30. The disclosure shall also include information about the appointment of any members of the administrative, management and supervisory bodies who held a comparable position in public administration (including regulators) in the 2 years preceding such appointment in the current reporting period.”

As stated above, many companies are known or likely to have lobbied one way or the other on many of the recent tax-related regulatory initiatives (carbon taxes, carbon border adjustment mechanisms and emissions trading systems, Pillar 1 and Pillar 2, country-by-country reporting, various tax credits and incentives), because of the potential impacts, risks, and opportunities those may bring. In the future, to comply with CSRD reporting obligations, such efforts should be disclosed.

The process for collecting and considering the views and concerns of stakeholders, including external stakeholders

This third disclosure under GRI 207-3 requires companies to describe this process specifically with regards to concerns related to tax – whether it is integrated in the wider stakeholder engagement process, or whether there is a separate process, or a mix of both.

To date, few companies are reporting on this requirement, and when they are, they tend to focus on their shareholders. Some companies have, at times, disclosed that their decision to increase their transparency was borne out of conversations with investors and shareholders, while others have reported on shareholder proposals put forward by investors with regards to tax transparency reporting.
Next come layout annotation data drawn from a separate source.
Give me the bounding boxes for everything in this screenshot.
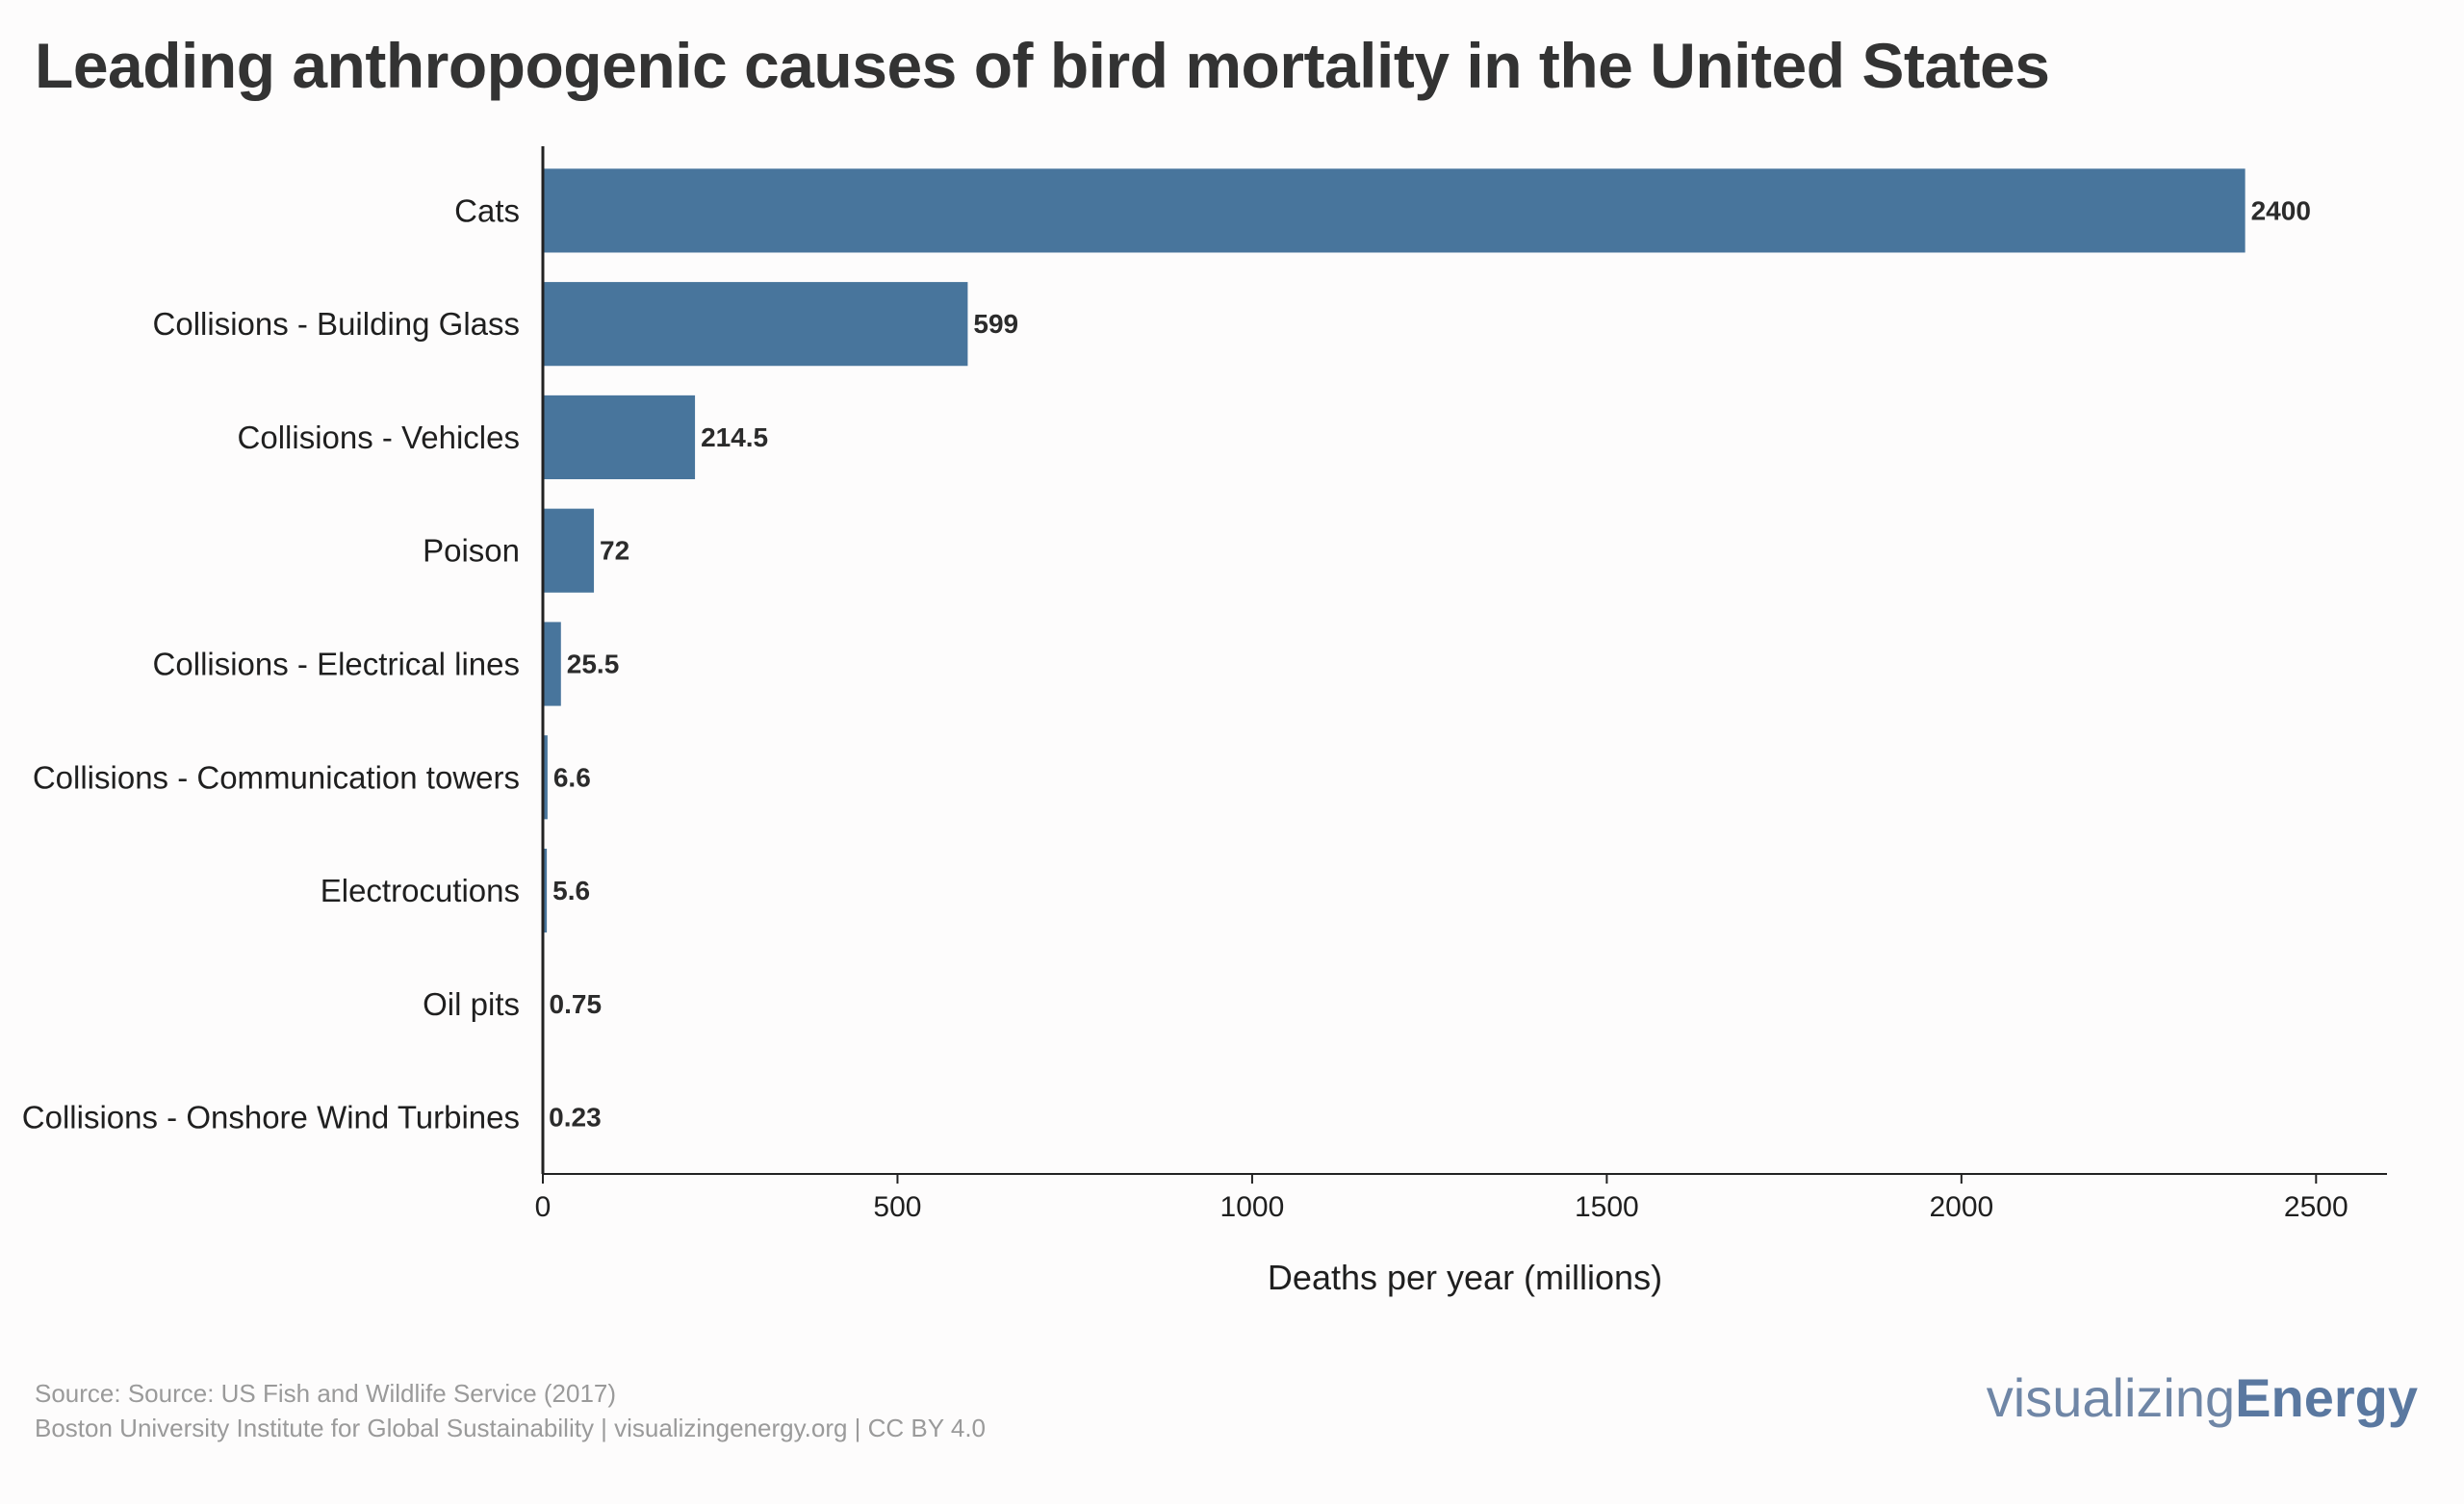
- value-label: 25.5: [567, 650, 620, 679]
- bar: [543, 735, 548, 820]
- credit-note: Boston University Institute for Global S…: [35, 1414, 987, 1442]
- bar: [543, 168, 2246, 253]
- x-tick-label: 1000: [1220, 1191, 1285, 1223]
- category-label: Collisions - Building Glass: [153, 306, 520, 342]
- value-label: 599: [973, 309, 1018, 339]
- source-note: Source: Source: US Fish and Wildlife Ser…: [35, 1379, 617, 1408]
- category-label: Collisions - Vehicles: [238, 420, 520, 455]
- footer: Source: Source: US Fish and Wildlife Ser…: [35, 1376, 986, 1445]
- x-tick-label: 0: [535, 1191, 552, 1223]
- category-label: Collisions - Onshore Wind Turbines: [22, 1100, 520, 1135]
- x-tick-label: 1500: [1575, 1191, 1639, 1223]
- bar: [543, 282, 968, 367]
- category-label: Cats: [454, 192, 520, 228]
- value-label: 72: [600, 536, 629, 566]
- bar: [543, 848, 548, 933]
- bar: [543, 622, 561, 706]
- value-label: 0.75: [550, 989, 603, 1019]
- category-labels: Cats Collisions - Building Glass Collision…: [22, 192, 520, 1134]
- x-axis: 0 500 1000 1500 2000 2500: [535, 1173, 2387, 1223]
- value-label: 0.23: [549, 1103, 602, 1133]
- logo-text-light: visualizing: [1986, 1367, 2236, 1428]
- bar: [543, 508, 595, 593]
- x-tick-label: 2000: [1929, 1191, 1993, 1223]
- value-label: 5.6: [552, 876, 590, 905]
- x-axis-title: Deaths per year (millions): [1268, 1258, 1662, 1297]
- category-label: Electrocutions: [321, 873, 520, 908]
- value-label: 2400: [2251, 195, 2311, 225]
- category-label: Oil pits: [423, 986, 520, 1022]
- value-label: 6.6: [553, 762, 591, 792]
- logo-text-bold: Energy: [2235, 1367, 2418, 1428]
- category-label: Poison: [423, 533, 520, 569]
- bar: [543, 395, 696, 480]
- value-labels: 2400 599 214.5 72 25.5 6.6 5.6 0.75 0.23: [549, 195, 2311, 1132]
- category-label: Collisions - Electrical lines: [153, 647, 520, 682]
- x-tick-label: 500: [873, 1191, 921, 1223]
- bars-group: [543, 168, 2246, 1160]
- bar-chart: Cats Collisions - Building Glass Collision…: [22, 146, 2387, 1297]
- chart-title: Leading anthropogenic causes of bird mor…: [35, 30, 2050, 101]
- value-label: 214.5: [701, 422, 768, 452]
- category-label: Collisions - Communication towers: [33, 759, 520, 795]
- visualizing-energy-logo: visualizingEnergy: [1987, 1366, 2418, 1429]
- x-tick-label: 2500: [2284, 1191, 2348, 1223]
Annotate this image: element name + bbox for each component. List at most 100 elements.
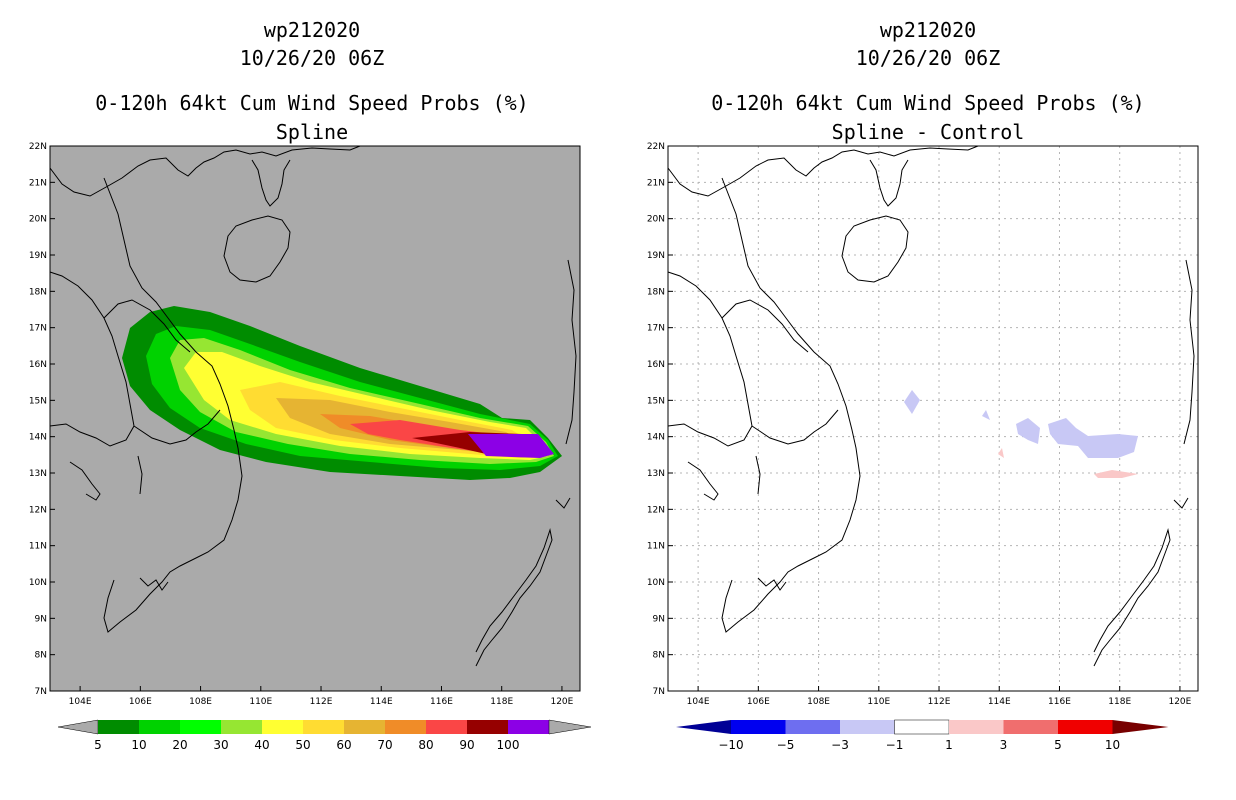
- right-storm-id: wp212020: [879, 18, 977, 42]
- colorbar-box: [467, 720, 508, 734]
- colorbar-low-arrow: [57, 719, 99, 735]
- colorbar-label: 20: [172, 738, 187, 752]
- lon-tick-label: 104E: [687, 697, 710, 707]
- lat-tick-label: 12N: [29, 505, 47, 515]
- colorbar-label: 10: [1105, 738, 1120, 752]
- colorbar-label: 3: [1000, 738, 1008, 752]
- right-map-frame: [667, 145, 1199, 692]
- colorbar-box: [426, 720, 467, 734]
- colorbar-low-arrow: [676, 720, 731, 734]
- lat-tick-label: 18N: [29, 287, 47, 297]
- lon-tick-label: 106E: [747, 697, 770, 707]
- lon-tick-label: 116E: [1048, 697, 1071, 707]
- left-product-title: 0-120h 64kt Cum Wind Speed Probs (%): [95, 91, 529, 115]
- left-map-panel: 104E 106E 108E 110E 112E 114E 116E 118E 120E 22N 2…: [29, 142, 581, 707]
- lat-tick-label: 17N: [647, 324, 665, 334]
- left-subtitle: Spline: [275, 120, 349, 144]
- lon-tick-label: 104E: [69, 697, 92, 707]
- lon-tick-label: 108E: [807, 697, 830, 707]
- lat-tick-label: 16N: [29, 360, 47, 370]
- right-product-title: 0-120h 64kt Cum Wind Speed Probs (%): [711, 91, 1145, 115]
- colorbar-label: 1: [945, 738, 953, 752]
- colorbar-box: [785, 720, 840, 734]
- colorbar-label: 100: [497, 738, 520, 752]
- lat-tick-label: 8N: [653, 651, 665, 661]
- lon-tick-label: 120E: [550, 697, 573, 707]
- colorbar-label: 5: [94, 738, 102, 752]
- colorbar-box: [98, 720, 139, 734]
- colorbar-label: 60: [336, 738, 351, 752]
- lat-tick-label: 7N: [653, 687, 665, 697]
- right-map-panel: 104E 106E 108E 110E 112E 114E 116E 118E 120E 22N 2…: [647, 142, 1199, 707]
- right-map-background: [668, 146, 1198, 691]
- lat-tick-label: 22N: [29, 142, 47, 152]
- lat-tick-label: 17N: [29, 324, 47, 334]
- lat-tick-label: 12N: [647, 505, 665, 515]
- lat-tick-label: 9N: [653, 614, 665, 624]
- colorbar-label: 70: [377, 738, 392, 752]
- lat-tick-label: 13N: [647, 469, 665, 479]
- colorbar-box: [180, 720, 221, 734]
- colorbar-box: [894, 719, 950, 735]
- lat-tick-label: 14N: [647, 433, 665, 443]
- lat-tick-label: 10N: [29, 578, 47, 588]
- lon-tick-label: 114E: [988, 697, 1011, 707]
- lon-tick-label: 112E: [928, 697, 951, 707]
- colorbar-box: [949, 720, 1004, 734]
- lat-tick-label: 7N: [35, 687, 47, 697]
- lon-tick-label: 118E: [490, 697, 513, 707]
- colorbar-label: 40: [254, 738, 269, 752]
- right-difference-contours: [904, 390, 1138, 478]
- lon-tick-label: 118E: [1108, 697, 1131, 707]
- lat-tick-label: 19N: [647, 251, 665, 261]
- colorbar-label: 10: [131, 738, 146, 752]
- lat-tick-label: 11N: [647, 542, 665, 552]
- lat-tick-label: 14N: [29, 433, 47, 443]
- colorbar-box: [1058, 720, 1113, 734]
- right-subtitle: Spline - Control: [831, 120, 1025, 144]
- lon-tick-label: 108E: [189, 697, 212, 707]
- right-datetime: 10/26/20 06Z: [855, 46, 1001, 70]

Less has been disclosed about actual processes and other types of stakeholders.

How does this relate to CSRD?

One of the first steps for all CSRD reporting companies is the identification of material topics, a process which should require to engage with stakeholders to understand what they see as material topics too. Stakeholders typically include not only shareholders, but employees, business partners, customers and consumers, affected communities, and possibly supervisory authorities, relevant NGOs, academics, and society at large.

The actual individuals that companies need to engage with to collect the views and concerns of stakeholders on their tax affairs may differ from other ESG-related stakeholder engagement processes. Companies who do not have such a process in place for tax may integrate it into an existing stakeholder engagement process, the CSRD stakeholder engagement process, or at least leverage those processes and tailor them for their own purposes.

Guidance for how to engage with stakeholders can be found in GRI 3 Material Topic[1]: a useful insight is that collecting views and concerns does not necessarily mean engaging with individuals on a 1-2-1 basis where impractical. For instance, publications and activism by relevant NGOs, academic papers, and the legislative process can provide a lot of insights into what communities and wider society consider material.

The takeaway

To sum up, I believe that the two disclosure requirements under GRI 207-3 that so few companies report on can be attributed to two [SD1] issues, not mutually exclusive:

  • Certain aspects of the management of tax affairs and tax reporting are not being integrated in established sustainability reporting processes, or are not leveraging such processes. This is likely particularly true for GRI 207-3-a-iii; many companies have implemented processes to collect and consider the views of stakeholders on their ESG risks and sustainability impacts, but tend not to cover tax in these processes.
  • Lack of coordination between the public/regulatory affairs functions and the sustainability and tax (and other relevant) functions.

This second aspect carries particular risks, as it can lead to discrepancies between what companies claim to support and be committed to, and what they actually lobby for, which in turn can lead to accusations of hypocrisy. Considering that tax disclosures are in part required to rebuild trust between large MNEs and society at large, it is essential for companies to get this right, and transparently and consistently explain to the public what initiatives and regulations they do actually support, and how.

Finally, whether or not companies identify tax as a material topic under CSRD and use GRI 207 to report on their tax affairs, these aspects will likely need to be reported on as part of the stakeholder engagement process, and as part of the ESRS G-1 Business Conduct.